Appelée également « Tennis Elbow », c’est une inflammation douloureuse des tendons du coude. L’épicondyle est la petite bosse à la face externe du coude sur laquelle s’attachent les muscles épicondyliens : Le court extenseur radial carpe ou 2eme radial, long supinateur, anconé, extenseur ulnaire carpe, les extenseur communs et propre du V.

Ils permettent l’extension du poignet et des doigts, et la supination .

Une épicondylite peut également être associée à la compression du nerf radial, parfois à l’origine de l’inefficacité du traitement médical

La douleur apparait lorsque l’on veut visser quelque chose, ou porter un objet assez lourd à bout de bras.

Malgré son appellation « Tennis Elbow », l’épicondylite n’est pas seulement due à la pratique du tennis. Les douleurs apparaissent suite a un surmenage de mouvements répétitifs , comme le ménage, un  sport, ou une profession.

Traitements :

Le traitement le plus approprié concernant l’épicondylite est le repos et les anti-inflammatoires.

La kinésithérapie est efficace si l’on met en même temps le coude au repos. Il peut s’agir de massages étirements, ultra-sons, l’ionisation, laser et ondes pulsées électromagnétiques.

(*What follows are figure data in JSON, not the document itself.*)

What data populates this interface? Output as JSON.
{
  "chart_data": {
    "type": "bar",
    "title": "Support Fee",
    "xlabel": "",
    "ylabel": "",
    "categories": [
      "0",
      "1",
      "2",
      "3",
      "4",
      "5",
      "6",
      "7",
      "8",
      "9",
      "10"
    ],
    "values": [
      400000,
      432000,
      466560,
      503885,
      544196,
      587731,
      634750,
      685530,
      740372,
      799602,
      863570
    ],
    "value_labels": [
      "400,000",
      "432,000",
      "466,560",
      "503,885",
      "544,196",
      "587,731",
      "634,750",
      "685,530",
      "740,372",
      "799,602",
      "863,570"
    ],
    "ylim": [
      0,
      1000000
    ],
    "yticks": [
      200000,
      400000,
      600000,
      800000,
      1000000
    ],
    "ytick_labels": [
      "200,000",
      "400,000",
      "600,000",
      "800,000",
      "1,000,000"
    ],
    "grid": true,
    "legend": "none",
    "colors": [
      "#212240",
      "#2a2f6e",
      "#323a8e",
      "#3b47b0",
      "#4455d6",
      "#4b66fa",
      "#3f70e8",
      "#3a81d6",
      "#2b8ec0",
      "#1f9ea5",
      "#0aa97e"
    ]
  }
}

L’infiltration est bénéfique, à condition de ne pas reprendre l’activité trop tôt . On peut réaliser soit une infiltration d’anti-inflammatoires ou cortisone, une injection autologue de sang ou « Blood Patch », ou enfin une injection de facteurs cicatrisants PRP (plasma riche en plaquette).

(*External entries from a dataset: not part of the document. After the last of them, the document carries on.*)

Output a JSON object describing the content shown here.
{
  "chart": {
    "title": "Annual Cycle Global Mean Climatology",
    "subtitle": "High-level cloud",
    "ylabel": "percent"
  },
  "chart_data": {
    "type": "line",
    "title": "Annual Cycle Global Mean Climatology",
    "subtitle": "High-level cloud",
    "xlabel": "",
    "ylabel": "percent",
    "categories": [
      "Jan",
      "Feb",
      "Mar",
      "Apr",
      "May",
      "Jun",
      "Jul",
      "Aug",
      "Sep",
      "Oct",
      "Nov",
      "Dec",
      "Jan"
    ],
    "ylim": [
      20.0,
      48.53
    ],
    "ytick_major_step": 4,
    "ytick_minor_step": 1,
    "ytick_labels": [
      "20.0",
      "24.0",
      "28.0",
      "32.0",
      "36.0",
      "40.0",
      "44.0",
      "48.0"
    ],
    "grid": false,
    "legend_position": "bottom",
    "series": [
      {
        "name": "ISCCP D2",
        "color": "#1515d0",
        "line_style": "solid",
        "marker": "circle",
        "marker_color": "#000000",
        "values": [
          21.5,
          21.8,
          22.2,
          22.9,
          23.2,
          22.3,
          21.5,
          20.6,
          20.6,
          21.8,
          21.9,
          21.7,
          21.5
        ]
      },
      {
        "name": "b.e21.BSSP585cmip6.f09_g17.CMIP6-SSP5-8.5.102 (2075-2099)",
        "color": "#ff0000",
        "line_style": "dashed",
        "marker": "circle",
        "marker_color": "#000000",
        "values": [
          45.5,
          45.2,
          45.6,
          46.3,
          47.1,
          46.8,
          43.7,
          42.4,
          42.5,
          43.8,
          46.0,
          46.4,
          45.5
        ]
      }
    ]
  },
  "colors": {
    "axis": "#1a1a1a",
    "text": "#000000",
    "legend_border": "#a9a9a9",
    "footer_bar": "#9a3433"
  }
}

Le traitement chirurgical est réservé aux échecs de traitement médical bien conduit et réitérer où le repos a été correctement respecté. Il est surtout indiqué dans les épicondylites qui associent une compression du nerf radial. Dans ce cas la libération de ce nerf sera associée au geste chirurgical sur l’épicondylite. La chirurgie consiste à allonger ou désinsérer les tendons épicondyliens.

Conséquences de l’intervention

La chirurgie n’est pas toujours à 100 % efficace , son objectif est de soulager 80 % de la douleur du patient.

Dans les suites de l’intervention, quelques jours d’immobilisation peuvent être nécessaires à visée antalgique. On peut  néanmoins se servir de sa main dès le lendemain. En post-opératoire 15 jours des soins infirmier à domicile tous les deux jours sont nécessaires (les fils sont le plus souvent résorbables). Après un mois post-opératoire on peut reprendre les massages et étirements avec l’aide du kinésithérapeute. Le repos relatif doit être respecté jusqu’au troisième mois post-opératoire minimum ou jusqu’à l’obtention de l’indolence

L’arrêt de travail selon les professions peut être de quelques jours à 6 mois.

Complication

Il n’existe pas d’acte chirurgical sans risque de complication secondaire :

  • l’algodystrophie
  • la persistance des douleurs a l’effort
  • l’infection postopératoire
  • les lésions nerveuses ou tendineuses sont exceptionnelles
  • la récidive est inhabituelle mais n’est jamais exclue.

Votre Chirurgien est le mieux placé pour répondre toutes les questions que vous poserez avant ou après votre intervention. N’hésitez pas à lui reparler avant de prendre votre décision.